Em primeira análise, é lícito postular que a gravidez na adolescência é tanto uma questão de saúde pública quanto uma questão educacional. Nesse sentido, a falta de políticas públicas influenciam sobremaneira nos casos de gravidez precoce. É factual, portanto, que o acesso precário aos métodos contraceptivos, bem como a falta de uma política informacional de conscientização em massa, por exemplo, corroboram para o problema. Assim, torna-se comum que, ao se darem conta da gestação, tais adolescentes deixam de ir à escola, o que potencializa o fenômeno da evasão escolar.

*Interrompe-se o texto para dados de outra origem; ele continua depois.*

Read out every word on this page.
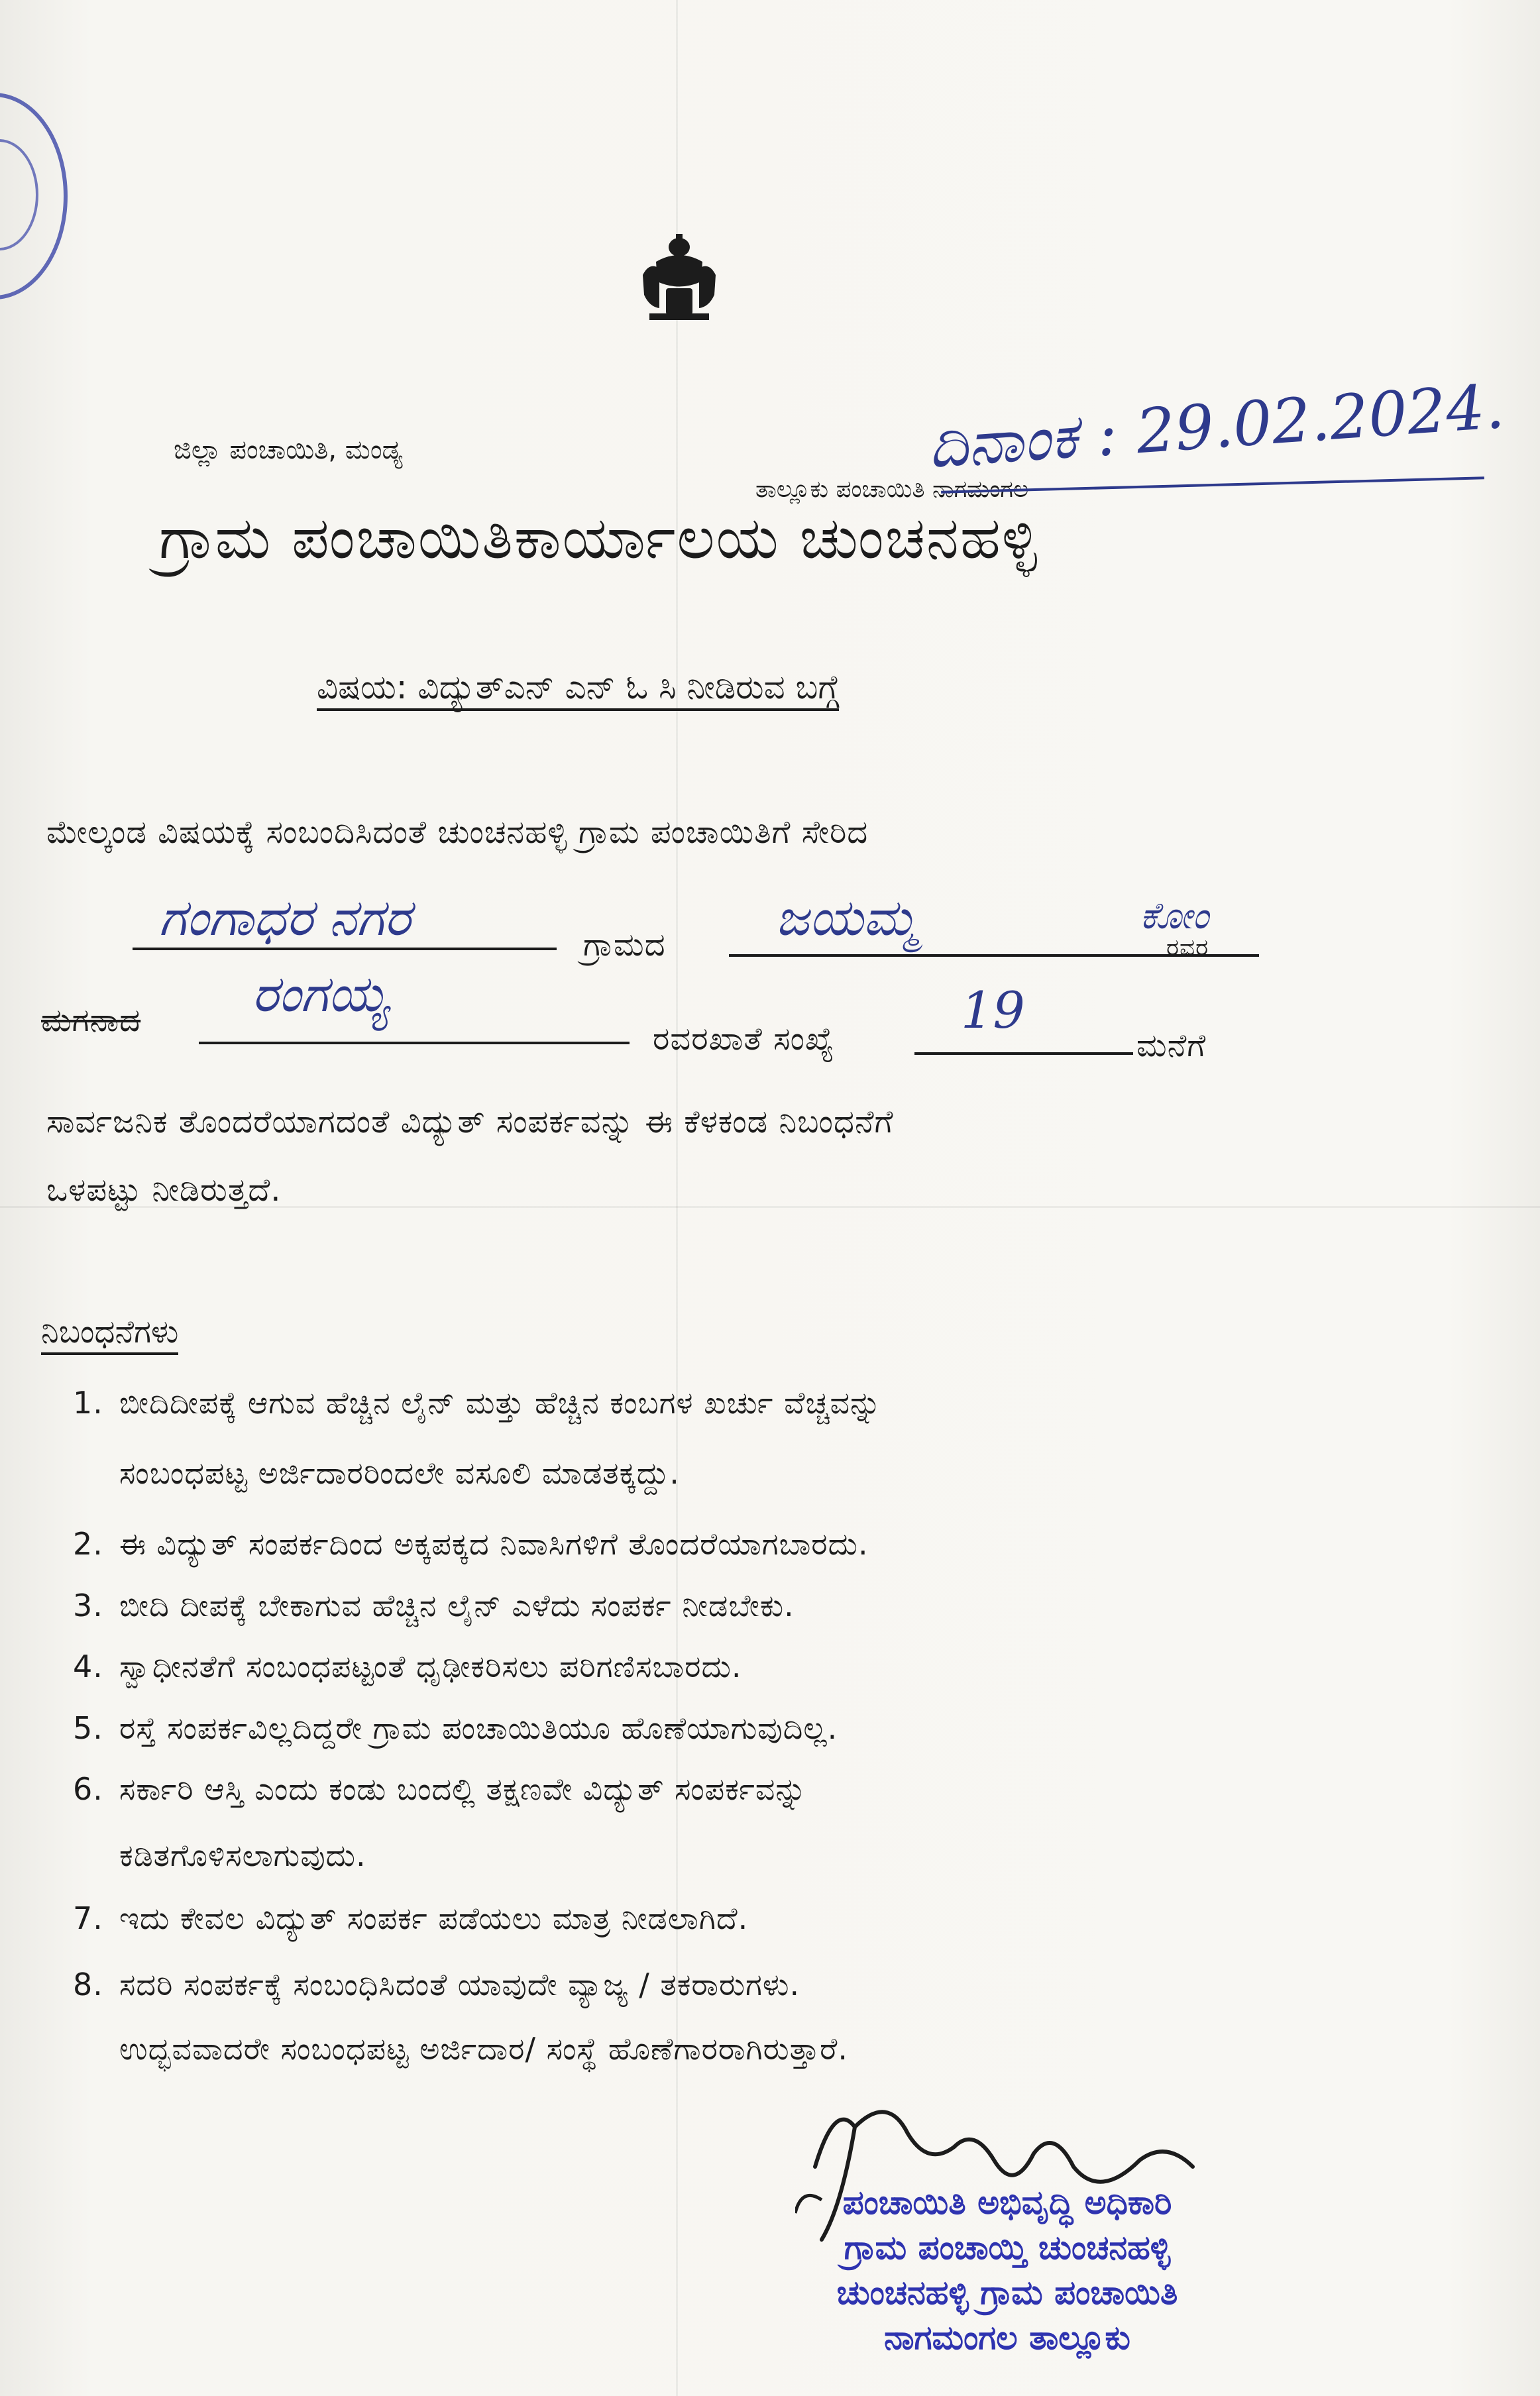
ಜಿಲ್ಲಾ ಪಂಚಾಯಿತಿ, ಮಂಡ್ಯ
ತಾಲ್ಲೂಕು ಪಂಚಾಯಿತಿ ನಾಗಮಂಗಲ
ಗ್ರಾಮ ಪಂಚಾಯಿತಿಕಾರ್ಯಾಲಯ ಚುಂಚನಹಳ್ಳಿ
ದಿನಾಂಕ : 29.02.2024.
ವಿಷಯ: ವಿದ್ಯುತ್‌ಎನ್ ಎನ್ ಓ ಸಿ ನೀಡಿರುವ ಬಗ್ಗೆ
ಮೇಲ್ಕಂಡ ವಿಷಯಕ್ಕೆ ಸಂಬಂದಿಸಿದಂತೆ ಚುಂಚನಹಳ್ಳಿ ಗ್ರಾಮ ಪಂಚಾಯಿತಿಗೆ ಸೇರಿದ
ಗಂಗಾಧರ ನಗರ	ಗ್ರಾಮದ ಜಯಮ್ಮ	ಕೋಂ
ರವರ
ಮಗನಾದ ರಂಗಯ್ಯ
ರವರಖಾತೆ ಸಂಖ್ಯೆ	19
ಮನೆಗೆ
ಸಾರ್ವಜನಿಕ ತೊಂದರೆಯಾಗದಂತೆ ವಿದ್ಯುತ್ ಸಂಪರ್ಕವನ್ನು ಈ ಕೆಳಕಂಡ ನಿಬಂಧನೆಗೆ
ಒಳಪಟ್ಟು ನೀಡಿರುತ್ತದೆ.
ನಿಬಂಧನೆಗಳು
1. ಬೀದಿದೀಪಕ್ಕೆ ಆಗುವ ಹೆಚ್ಚಿನ ಲೈನ್ ಮತ್ತು ಹೆಚ್ಚಿನ ಕಂಬಗಳ ಖರ್ಚು ವೆಚ್ಚವನ್ನು
ಸಂಬಂಧಪಟ್ಟ ಅರ್ಜಿದಾರರಿಂದಲೇ ವಸೂಲಿ ಮಾಡತಕ್ಕದ್ದು.
2. ಈ ವಿದ್ಯುತ್ ಸಂಪರ್ಕದಿಂದ ಅಕ್ಕಪಕ್ಕದ ನಿವಾಸಿಗಳಿಗೆ ತೊಂದರೆಯಾಗಬಾರದು.
3. ಬೀದಿ ದೀಪಕ್ಕೆ ಬೇಕಾಗುವ ಹೆಚ್ಚಿನ ಲೈನ್ ಎಳೆದು ಸಂಪರ್ಕ ನೀಡಬೇಕು.
4. ಸ್ವಾಧೀನತೆಗೆ ಸಂಬಂಧಪಟ್ಟಂತೆ ಧೃಢೀಕರಿಸಲು ಪರಿಗಣಿಸಬಾರದು.
5. ರಸ್ತೆ ಸಂಪರ್ಕವಿಲ್ಲದಿದ್ದರೇ ಗ್ರಾಮ ಪಂಚಾಯಿತಿಯೂ ಹೊಣೆಯಾಗುವುದಿಲ್ಲ.
6. ಸರ್ಕಾರಿ ಆಸ್ತಿ ಎಂದು ಕಂಡು ಬಂದಲ್ಲಿ ತಕ್ಷಣವೇ ವಿದ್ಯುತ್ ಸಂಪರ್ಕವನ್ನು
ಕಡಿತಗೊಳಿಸಲಾಗುವುದು.
7. ಇದು ಕೇವಲ ವಿದ್ಯುತ್ ಸಂಪರ್ಕ ಪಡೆಯಲು ಮಾತ್ರ ನೀಡಲಾಗಿದೆ.
8. ಸದರಿ ಸಂಪರ್ಕಕ್ಕೆ ಸಂಬಂಧಿಸಿದಂತೆ ಯಾವುದೇ ವ್ಯಾಜ್ಯ / ತಕರಾರುಗಳು.
ಉದ್ಭವವಾದರೇ ಸಂಬಂಧಪಟ್ಟ ಅರ್ಜಿದಾರ/ ಸಂಸ್ಥೆ ಹೊಣೆಗಾರರಾಗಿರುತ್ತಾರೆ.
ಪಂಚಾಯಿತಿ ಅಭಿವೃದ್ಧಿ ಅಧಿಕಾರಿ
ಗ್ರಾಮ ಪಂಚಾಯ್ತಿ ಚುಂಚನಹಳ್ಳಿ
ಚುಂಚನಹಳ್ಳಿ ಗ್ರಾಮ ಪಂಚಾಯಿತಿ
ನಾಗಮಂಗಲ ತಾಲ್ಲೂಕು
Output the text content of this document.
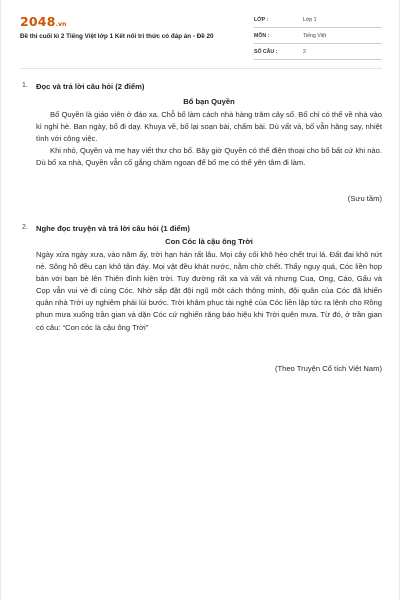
2048.vn
Đề thi cuối kì 2 Tiếng Việt lớp 1 Kết nối tri thức có đáp án - Đề 20
LỚP :	Lớp 1
MÔN :	Tiếng Việt
SỐ CÂU :	2
1. Đọc và trả lời câu hỏi (2 điểm)
Bố bạn Quyền

Bố Quyền là giáo viên ở đảo xa. Chỗ bố làm cách nhà hàng trăm cây số. Bố chỉ có thể về nhà vào kì nghỉ hè. Ban ngày, bố đi dạy. Khuya về, bố lại soạn bài, chấm bài. Dù vất vả, bố vẫn hăng say, nhiệt tình với công việc.

Khi nhỏ, Quyền và mẹ hay viết thư cho bố. Bây giờ Quyền có thể điện thoại cho bố bất cứ khi nào. Dù bố xa nhà, Quyền vẫn cố gắng chăm ngoan để bố mẹ có thể yên tâm đi làm.

(Sưu tầm)
2. Nghe đọc truyện và trả lời câu hỏi (1 điểm)
Con Cóc là cậu ông Trời

Ngày xửa ngày xưa, vào năm ấy, trời hạn hán rất lâu. Mọi cây cối khô héo chết trụi lá. Đất đai khô nứt nẻ. Sông hồ đều cạn khô tận đáy. Mọi vật đều khát nước, nằm chờ chết. Thấy nguy quá, Cóc liền họp bàn với bạn bè lên Thiên đình kiện trời. Tuy đường rất xa và vất vả nhưng Cua, Ong, Cáo, Gấu và Cọp vẫn vui vẻ đi cùng Cóc. Nhờ sắp đặt đội ngũ một cách thông minh, đội quân của Cóc đã khiến quân nhà Trời uy nghiêm phải lùi bước. Trời khâm phục tài nghệ của Cóc liền lập tức ra lệnh cho Rồng phun mưa xuống trần gian và dặn Cóc cứ nghiến răng báo hiệu khi Trời quên mưa. Từ đó, ở trần gian có câu: “Con cóc là cậu ông Trời”

(Theo Truyện Cổ tích Việt Nam)
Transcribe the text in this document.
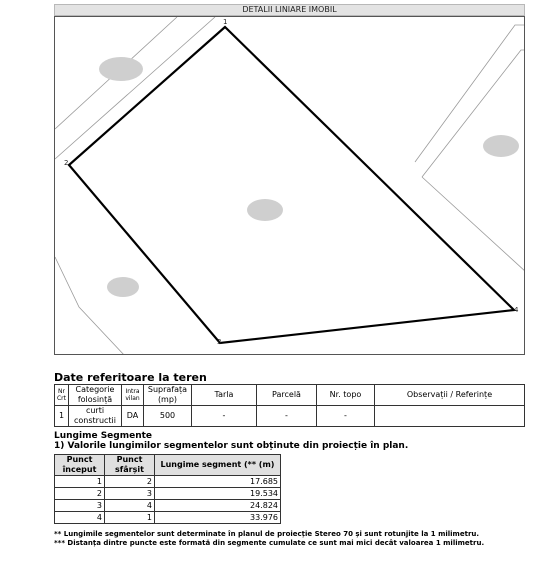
DETALII LINIARE IMOBIL
1
2
3
4
Date referitoare la teren
Nr Crt	Categorie folosință	Intra vilan	Suprafața (mp)	Tarla	Parcelă	Nr. topo	Observații / Referințe
1	curti constructii	DA	500	-	-	-	
Lungime Segmente
1) Valorile lungimilor segmentelor sunt obținute din proiecție în plan.
Punct început	Punct sfârșit	Lungime segment (** (m)
1	2	17.685
2	3	19.534
3	4	24.824
4	1	33.976
** Lungimile segmentelor sunt determinate în planul de proiecție Stereo 70 și sunt rotunjite la 1 milimetru.
*** Distanța dintre puncte este formată din segmente cumulate ce sunt mai mici decât valoarea 1 milimetru.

Paralelo a isso, é preciso pontuar que a fetação precoce pode representar um empecilho no que se refere ao ingresso no mercado de trabalho. Isso porque não é raro encontrar jovens que não concluem os estudos devido à gestação acarretando, pois, um currículo escolar - e profissional- defasado, sendo um empecilho para seleção de uma boa vaga de emprego.

Em suma, a gravidez na adolescência em no Brasil é um desafio hodierno e precisa ser combatido. Dessarte, as instituições escolares - responsáveis por estimular o intelecto da população -, juntamente com o Ministério da Saúde, devem buscar fortalecer a consciência preventiva nos adolescentes. Isso pode ser feito por meio de palestras com profissionais de cada área - saúde e educação , aulas e distribuição de materiais didáticos a respeito da importância da prevenção, visando aprimorar o comportamento social dos adolescentes.